Court Opinion

ID: 9643520
Source: CourtListenerOpinion
Date Created: 2023-08-22 20:31:59.164033+00
Date Added: 2024-06-11T18:11:01.160574
License: Public Domain

On Motion for Rehearing
NORVELL, Justice.
The respondents in their motion for rehearing say that our original opinion tends to leave the impression that the rule announced therein is one of long standing, whereas this case is actually one of first impression. Particular emphasis is laid upon the statement that the “measure (of accountability) in its present form does not include interest and we decline to rewrite the formula*'. It is urged that this Court has never held that interest is not a recoverable cost of production and consequently it would not be a rewriting of the formula to now say that interest is a recoverable cost of production.

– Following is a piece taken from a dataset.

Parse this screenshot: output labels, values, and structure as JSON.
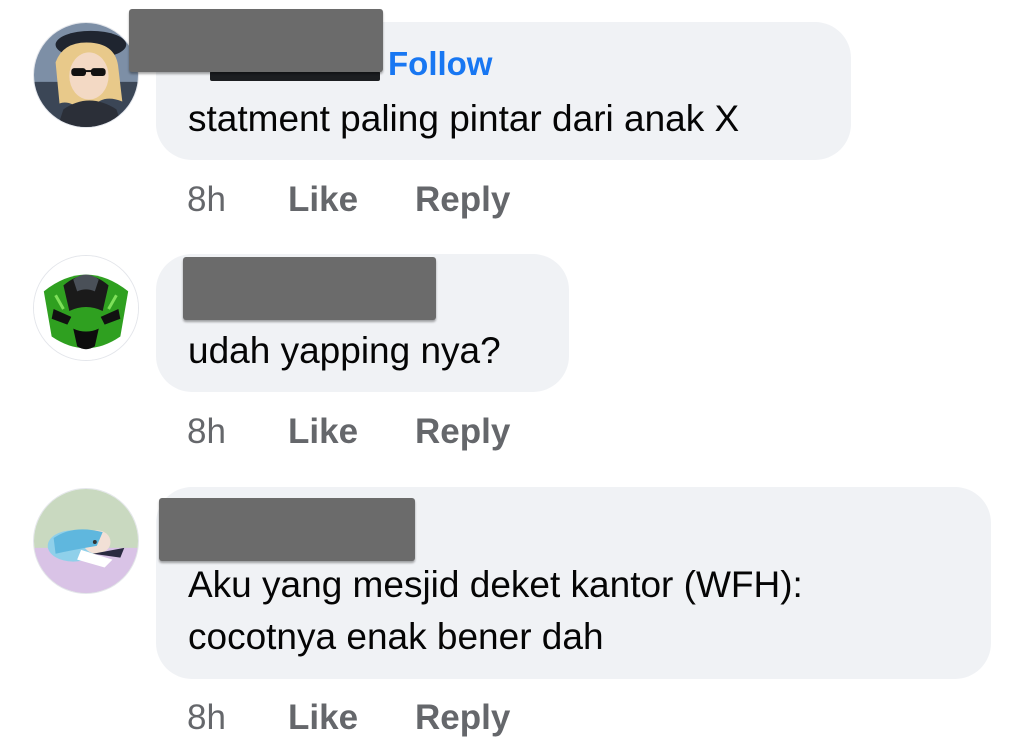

To allow interest as a part of the production costs would constitute a variance from the established formula to the extent of going contrary to the general rule that interest will not be allowed in the absence of an obligation to pay money owed by the person sought to be held upon an interest charge. This is the rule supported by the Texas cases. Of course the essential obligation to pay may be either expressed or implied by law. The argument urged here and accepted by the Court of Civil Appeals, as evidenced by the cases cited in its opinion, is that under the factual situation presented by the record, the law has in effect implied an obligation binding the non-consenting cotenants to pay interest charges to the operating cotenant. But, here the obligation runs the other way. The operating cotenant has taken and sold petroleum products belonging to the non-consenting cotenant. However, because of the peculiar legal relationship existing between the parties, — they being cotenants of oil producing property, the usual rule of conversion is not applied. The problem is one of accounting and we have held that in accounting the operating cotenant is entitled to a credit for his necessary and reasonable cost of producing and marketing the same. This, of course, does not mean that the non-consenting cotenant owed an obligation of any kind to the operating cotenant. This case is not analogous to one involving the payment of taxes or the discharge of any other legal obligation owed by the non-consenting co-tenant. No implied obligation can arise upon the theory that the operating cotenant has with the consent or upon the implied request of petitioners, expended money for the mutual benefit of the estate held in common by the parties. The petitioners here are non-consenting cotenants. For these reasons we say that interest is not a part of the accounting formula. Invariably, the reports of the Texas decisions which allow a claim of reimbursement asserted by one cotenant against another, will disclose that some obligation of the nonpaying cotenant was lessened or discharged, or that the non-paying cotenant expressly or impliedly consented to an expenditure for the mutual benefit of the estate from *204which an obligation to repay could be implied. Such is not the situation here.
Respondents’ motion for rehearing is overruled.